The MacArthur Foundation does not interview nominees, and the winners are notified only when the final decision is made.
Hau’s colleagues said they were thrilled to hear of her award.
“I was really, really excited,” said Venkatesh Narayanamurti, dean of engineering and applied sciences. “It’s a very nice prize. It’s really reserved for unusual people.”
Hau received a Ph.D from the University of Aarhus, Denmark in 1991 and worked at the Rowland Institute before moving to Harvard in 1999.
For the past few years, she has led a research team which worked on slowing light to a stop by using atoms cooled to several billionths of a degree above absolute zero.
Usually, any information contained in a light beam is destroyed when its photons are absorbed by atoms. In Hau’s research, the information is preserved, and can be converted back into a light beam through the use of lasers.
This “storage” process does not effect the properties of the light beam, making it potentially invaluable in processing and storing optical information.
“It’s very early in the field, but I certainly hope that [the research] will turn out to be very important,” Hau said.
Although Hau’s graduate training focused on the theoretical aspects of physics, some of her most recent projects have involved practical application.
She has been experimenting in nanotechnology, trying to take “a lab full of optics and optical gizmos, and squeeze it onto a chip.”
She has recently been in discussion with the Danish photonics company NKT about other possible uses for her research.

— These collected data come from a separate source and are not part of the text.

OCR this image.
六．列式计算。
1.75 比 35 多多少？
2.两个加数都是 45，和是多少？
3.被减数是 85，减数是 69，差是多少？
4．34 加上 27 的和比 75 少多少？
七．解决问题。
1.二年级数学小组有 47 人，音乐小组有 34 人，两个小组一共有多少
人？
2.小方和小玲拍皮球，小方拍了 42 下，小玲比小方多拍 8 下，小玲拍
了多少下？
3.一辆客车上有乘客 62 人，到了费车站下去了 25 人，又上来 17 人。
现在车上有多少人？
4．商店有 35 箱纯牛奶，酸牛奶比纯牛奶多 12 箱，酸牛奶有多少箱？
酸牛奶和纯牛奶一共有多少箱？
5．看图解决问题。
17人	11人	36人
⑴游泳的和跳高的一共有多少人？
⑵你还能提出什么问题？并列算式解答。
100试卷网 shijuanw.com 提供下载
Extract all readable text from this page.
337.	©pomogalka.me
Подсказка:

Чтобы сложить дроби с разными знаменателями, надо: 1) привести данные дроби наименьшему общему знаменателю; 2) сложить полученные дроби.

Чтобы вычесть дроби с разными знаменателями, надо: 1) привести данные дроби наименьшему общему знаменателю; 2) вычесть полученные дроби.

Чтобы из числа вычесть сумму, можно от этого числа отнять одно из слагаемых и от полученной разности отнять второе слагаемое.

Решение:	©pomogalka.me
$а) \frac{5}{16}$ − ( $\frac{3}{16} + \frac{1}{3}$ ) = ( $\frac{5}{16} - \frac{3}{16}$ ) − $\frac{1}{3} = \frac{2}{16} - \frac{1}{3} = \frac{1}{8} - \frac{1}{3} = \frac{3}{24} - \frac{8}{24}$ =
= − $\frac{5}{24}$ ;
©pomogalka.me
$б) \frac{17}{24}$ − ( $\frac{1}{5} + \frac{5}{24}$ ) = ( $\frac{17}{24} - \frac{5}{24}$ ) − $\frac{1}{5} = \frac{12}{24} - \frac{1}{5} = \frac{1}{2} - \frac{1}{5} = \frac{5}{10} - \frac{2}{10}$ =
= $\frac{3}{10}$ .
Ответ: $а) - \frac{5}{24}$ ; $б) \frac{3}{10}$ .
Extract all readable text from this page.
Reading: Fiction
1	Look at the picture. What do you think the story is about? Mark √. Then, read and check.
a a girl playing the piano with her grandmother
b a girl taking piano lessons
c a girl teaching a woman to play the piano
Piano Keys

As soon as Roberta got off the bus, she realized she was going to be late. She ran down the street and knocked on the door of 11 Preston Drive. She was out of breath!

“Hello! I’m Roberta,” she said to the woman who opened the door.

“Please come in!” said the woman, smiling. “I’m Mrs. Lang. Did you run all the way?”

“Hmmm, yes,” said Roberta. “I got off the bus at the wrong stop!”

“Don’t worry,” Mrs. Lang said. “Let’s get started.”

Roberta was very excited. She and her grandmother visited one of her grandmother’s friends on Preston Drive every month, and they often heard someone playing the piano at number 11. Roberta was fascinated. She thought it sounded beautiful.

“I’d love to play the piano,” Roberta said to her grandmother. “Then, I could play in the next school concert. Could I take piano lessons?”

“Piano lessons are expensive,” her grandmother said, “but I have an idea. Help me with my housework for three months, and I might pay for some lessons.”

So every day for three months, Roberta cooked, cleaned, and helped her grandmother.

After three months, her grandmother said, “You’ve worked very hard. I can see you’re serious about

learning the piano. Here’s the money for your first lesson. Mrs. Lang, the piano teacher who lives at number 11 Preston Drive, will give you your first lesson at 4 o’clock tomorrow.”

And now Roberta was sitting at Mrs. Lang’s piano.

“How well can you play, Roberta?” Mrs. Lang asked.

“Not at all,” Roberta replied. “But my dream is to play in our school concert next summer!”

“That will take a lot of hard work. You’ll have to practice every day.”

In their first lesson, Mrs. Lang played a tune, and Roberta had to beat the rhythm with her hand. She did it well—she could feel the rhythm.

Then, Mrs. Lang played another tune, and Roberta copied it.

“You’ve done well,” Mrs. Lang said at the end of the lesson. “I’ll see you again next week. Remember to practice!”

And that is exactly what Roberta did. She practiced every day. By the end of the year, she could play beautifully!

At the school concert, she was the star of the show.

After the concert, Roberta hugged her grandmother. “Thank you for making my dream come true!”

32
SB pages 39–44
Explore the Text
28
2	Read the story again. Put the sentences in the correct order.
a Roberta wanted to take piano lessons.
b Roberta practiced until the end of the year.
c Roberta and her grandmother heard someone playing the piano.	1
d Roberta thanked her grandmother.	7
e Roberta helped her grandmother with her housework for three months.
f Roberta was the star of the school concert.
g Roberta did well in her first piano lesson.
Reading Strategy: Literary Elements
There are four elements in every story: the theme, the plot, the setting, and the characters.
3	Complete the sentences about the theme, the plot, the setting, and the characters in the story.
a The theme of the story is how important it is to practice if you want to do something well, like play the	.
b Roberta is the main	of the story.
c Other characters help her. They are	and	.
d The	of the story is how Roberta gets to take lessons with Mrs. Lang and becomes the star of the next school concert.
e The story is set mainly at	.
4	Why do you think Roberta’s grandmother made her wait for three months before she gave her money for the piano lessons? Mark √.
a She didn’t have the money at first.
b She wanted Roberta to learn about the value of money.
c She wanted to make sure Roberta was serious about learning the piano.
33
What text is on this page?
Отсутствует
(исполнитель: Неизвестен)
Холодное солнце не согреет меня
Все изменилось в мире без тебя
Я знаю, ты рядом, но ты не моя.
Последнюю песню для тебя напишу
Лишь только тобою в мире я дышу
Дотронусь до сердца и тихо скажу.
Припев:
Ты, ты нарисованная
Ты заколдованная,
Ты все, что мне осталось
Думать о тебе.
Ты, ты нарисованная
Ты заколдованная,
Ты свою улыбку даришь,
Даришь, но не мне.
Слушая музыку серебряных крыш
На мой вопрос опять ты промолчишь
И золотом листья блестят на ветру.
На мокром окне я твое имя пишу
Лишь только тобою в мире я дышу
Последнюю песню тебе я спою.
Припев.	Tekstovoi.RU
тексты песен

When asked what she would do with the money, Hau said it was still too early to tell.
“I’d like to keep moving into the most exciting new field. That’s quite difficult with traditional funding,” she said.
Hau has not ruled out the idea of a sabbatical, but is quick to praise Harvard and her students.
“Optics is really great at Harvard, and one of the great rewards here is the students,” she said.
The MacArthur Foundation would not reveal any information about the decision-making process that selected Hau.
“As a rule we don’t talk about the specific reason why a winner is chosen,” said Daniel Socolow, the director of the fellows program.
“[Candidates] must show exceptional creativity and have great potential. The fellowship must also really make a difference in leveraging that potential.”
The MacArthur Foundation is a private, independent grant-making institution dedicated to helping groups and individuals foster lasting improvement in the human condition.
Other recipients this year included a concert pianist, a papyrologist, and several other artists and scientists.
In the past two years, Harvard’s Loeb Associate Professor of the Natural Sciences Daniel P. Schrag and Professor of Physics Juan M. Maldacena both received fellowships.